National football analyst Phil Steele reported in June that dating back to the ‘01 season, 46 teams have encountered years of having 40 or more combined starts lost. Washington State's 67 starts lost to injury in '09 representing the high-water mark in the study.
North Carolina has already lost 71 combined starts and is guaranteed to lose 89 starts by the time the regular season ends on Nov. 27.
Those sobering statistics help explain the raucous celebration on the sidelines of Doak Campbell Stadium last Saturday night in Tallahassee, as coaches and staff members chest-bumped while some players laughed, some cried and others just smiled and waved to the Tar Heel faithful in the stands.
Hunter Furr, a fifth-string running back that had spent the previous six weeks on the scout team, was called upon during UNC's game-winning drive and he delivered, churning out 27 yards on three carries in the 37-35 victory over No. 24 Florida State.
After Casey Barth drilled a short field goal to give North Carolina its final lead with 55 seconds left in regulation, a handful of players – some starters, some reserves, some that had never even practiced with special teams – approached members of the coaching staff and asked to be put on the kickoff cover unit to help secure the victory.
As senior free safety Deunta Williams suggested on Monday, the '09 team's motto of "Whatever It Takes" was better suited for this season.
"It really fits this team this year," Williams said. "Everybody was crying to get on kickoff [coverage on FSU's last return], because they understood the magnitude of that kickoff. Everybody's just willing to sell out – their bodies, anything. Everybody's playing hurt. Everybody's banged up. I've been banged up since the week I got back. But it doesn't matter."
Williams credits the coaching staff for creating the necessary atmosphere for keeping this team together, but while head coach Butch Davis admits that his coaches have stayed positive through the rigors of the season, he also indicated that his staff is only able to spend 17 or 18 hours a week with the players.
That places a significant responsibility on the team leaders, which as it turns out, is a group that has grown in number during the course of the season. The wealth of upperclassmen – guys like Yates, Bruce Carter, Mike Ingersoll, Alan Pelc, Ryan Taylor, Matt Merletti and Tydreke Powell – have been anchors each and every week, but as others have returned (Shaun Draughn, Kendric Burney, Deunta Williams) and others have stepped up (Dwight Jones, Johnny White), there has been no shortage of leadership at the Kenan Football Center.
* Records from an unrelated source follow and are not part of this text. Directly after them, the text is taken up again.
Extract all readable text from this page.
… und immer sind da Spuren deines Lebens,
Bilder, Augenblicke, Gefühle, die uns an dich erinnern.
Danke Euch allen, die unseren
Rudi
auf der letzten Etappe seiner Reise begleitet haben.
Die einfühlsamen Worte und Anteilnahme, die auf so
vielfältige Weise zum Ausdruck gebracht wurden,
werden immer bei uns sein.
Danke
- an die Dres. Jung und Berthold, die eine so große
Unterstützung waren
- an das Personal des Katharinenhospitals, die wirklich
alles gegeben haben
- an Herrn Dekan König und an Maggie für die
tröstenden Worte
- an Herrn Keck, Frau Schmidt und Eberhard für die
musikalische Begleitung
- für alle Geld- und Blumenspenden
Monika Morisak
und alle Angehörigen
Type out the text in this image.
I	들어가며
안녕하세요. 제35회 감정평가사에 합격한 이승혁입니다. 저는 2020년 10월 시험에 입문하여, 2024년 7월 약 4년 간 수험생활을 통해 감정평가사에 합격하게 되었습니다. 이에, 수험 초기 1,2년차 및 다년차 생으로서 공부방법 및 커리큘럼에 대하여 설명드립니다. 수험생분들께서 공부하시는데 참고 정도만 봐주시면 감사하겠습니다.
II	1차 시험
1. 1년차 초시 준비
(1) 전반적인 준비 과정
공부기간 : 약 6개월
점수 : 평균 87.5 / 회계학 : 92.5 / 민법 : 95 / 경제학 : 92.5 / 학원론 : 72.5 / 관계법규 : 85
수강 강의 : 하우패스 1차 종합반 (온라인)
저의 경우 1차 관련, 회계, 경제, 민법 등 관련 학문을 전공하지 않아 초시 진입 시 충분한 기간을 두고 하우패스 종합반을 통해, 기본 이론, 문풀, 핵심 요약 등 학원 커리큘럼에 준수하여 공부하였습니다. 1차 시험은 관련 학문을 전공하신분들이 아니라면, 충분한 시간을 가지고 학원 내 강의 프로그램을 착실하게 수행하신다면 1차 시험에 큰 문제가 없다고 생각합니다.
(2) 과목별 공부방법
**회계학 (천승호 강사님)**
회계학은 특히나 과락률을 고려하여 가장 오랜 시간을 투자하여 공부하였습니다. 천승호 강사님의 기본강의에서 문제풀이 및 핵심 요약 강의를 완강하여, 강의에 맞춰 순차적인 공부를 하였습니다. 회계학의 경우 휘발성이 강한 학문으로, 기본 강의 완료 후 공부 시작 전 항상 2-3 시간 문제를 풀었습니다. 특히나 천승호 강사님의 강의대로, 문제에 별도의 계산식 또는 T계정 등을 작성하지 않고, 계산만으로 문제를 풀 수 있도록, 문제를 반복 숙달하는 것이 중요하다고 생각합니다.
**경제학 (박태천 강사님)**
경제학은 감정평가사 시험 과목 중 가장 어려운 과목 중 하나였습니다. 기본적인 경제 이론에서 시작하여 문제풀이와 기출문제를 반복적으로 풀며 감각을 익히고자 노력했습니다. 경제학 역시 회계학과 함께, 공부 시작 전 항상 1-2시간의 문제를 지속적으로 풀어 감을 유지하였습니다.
"There are a lot of guys that have knitted and held this team together," Davis said.
Davis, with more than three decades of coaching experience and a pair of Super Bowl championships on his resume, termed Saturday's victory as "one of the biggest" in his career.
"Internally, you know how hard these kids have had to fight – to practice, to play, to overcome," Davis said. "All of the distractions and the adversity… It means a great deal."
And now Johnny White becomes the next in a long list of casualties after suffering a broken clavicle in the second quarter against the Seminoles, but his teammates have become remarkably efficient in dealing with speed bumps this season.
"It's pretty remarkable how much stuff we've gone through and how many players we've lost and gotten hurt on top of that," Yates said. "It's something that none of us would have ever imagined going into the season and that we could have never predicted, but we've done such a great job of dealing with this adversity.
"It's kind of weird because now that Johnny went down, everybody feels for him, but it's just another thing that we're going to have to get over. We've gotten over everything else… It's hard for us to lose Johnny, but I'm very confident that this team will get over it and that guys will step up in his place."
In the frantic days leading up to the season opener against LSU, the '10 campaign looked to be one that fans would erase from memory as soon as it concluded. But that's no longer the case. This group of Tar Heels is doing its best to make this one of the most memorable teams in UNC's long football history.